Lachend gab der große Seefischer seiner jungen Frau die Hand und hielt ihre fest: „Goden Dag!“

„Goden Dag!“ sagte sie verhalten und wollte ihre Hand lösen, aber er hielt sie fest und sah ihr in die Augen. Da wurde sie rot und sagte verwirrt: „Lot mi doch los, Klaus, wat scheut de Lüd dinken!“

Er hielt sie fester und hätte sie noch lange nicht losgelassen, wenn nicht der Junge dazwischengetreten wäre und gesagt hätte: „To, Vadder, lot ehr los, se schall sik klor moken!“

„Wullt mit, Mudder?“

Sie nickte: „Jo, dütmol goh ik mit, Vadder! Is jo scheun Wedder!“

Dann saßen sie beim Kaffee und aßen und tranken, die großen, braunen Gesellen, die sich fünf Wochen auf der See herumgetrieben hatten, und konnten alle drei kaum soviel antworten, als Störtebeker fragte. Er mußte alles wissen, wo sie gefischt und wieviel sie gefangen hatten, wo sie zu Markt gewesen waren und wieviel sie gebört hatten, was für Wetter sie gehabt hatten und so weiter. Wie eine Mühle ging ihm der Mund, wie eine Pfeffermühle.

Gesa zog ihren Sonntagsstaat an und machte Störtebeker stadtgemäß, obgleich er sich zur Wehr setzte, denn er mochte nicht glatt gehen. Das Viehwerk wurde in die Obhut der Nachbarin gegeben, dann ging es mit Kahn und Boot nach dem Ewer hinaus, der sich groß und schön auf dem blanken Wasser spiegelte: Klippklapp sagte das Spill, als die Kette aufgehievt wurde.

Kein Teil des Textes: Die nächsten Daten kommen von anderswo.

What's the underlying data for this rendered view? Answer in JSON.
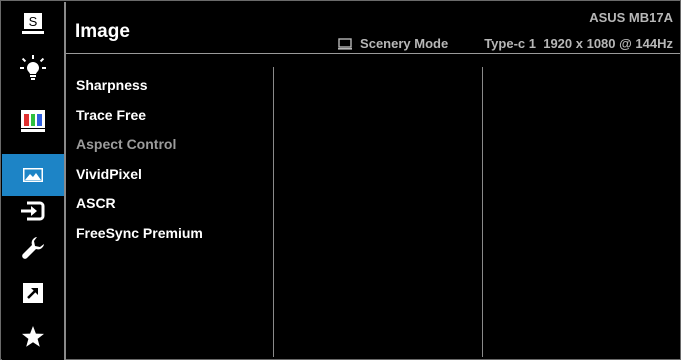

Die Flut nahm sie auf ihren breiten Rücken und brachte sie durch das Nienstedter Loch nach dem Fahrwasser zwischen die vielen Segel; dort war soviel Wind, daß sie in geruhiger Fahrt bald bis Altona kamen, wo sie an der Fischerbrücke Tamp legten. Störtebeker spielte bald mit Seemann auf den Luken, bald nahm er Kap Horn in seemännischen Angelegenheiten in Anspruch, bald guckte er neugierig in den Bünn, in dem das Wasser wirbelte und ab und zu eine Scholle auftauchte, um schnell wieder hinunter zu schwimmen, bald saß er auf der Kapp bei Hein Mück, der Kartoffeln schälte, und aß getrocknete Knurrhähne. Oder er besah die Seeäpfel und Seesterne, die sie ihm mitgebracht hatten.

Er überholte die Schieblade, in die sein Vater die Pfennige zu tun pflegte, und grabbelte eine ganze Handvoll Kupfer heraus. Dann spielte er den Schelm und kratzte am Mast, damit mehr Wind komme. Und wenn seine Mutter ängstlich den ankommenden Dampfern entgegensah, die Entfernungen maß und bat: „Vadder, stür doch af, wat wi keen Hoveree kriegt,“ dann lachte er sie aus und sagte: „Mudder: de Damper mütt dat Seilschipp ut den Weg gohn! Wi brukt uns ne to wohren.“

„Worum denn nich?“ fragte Kap Horn lauernd.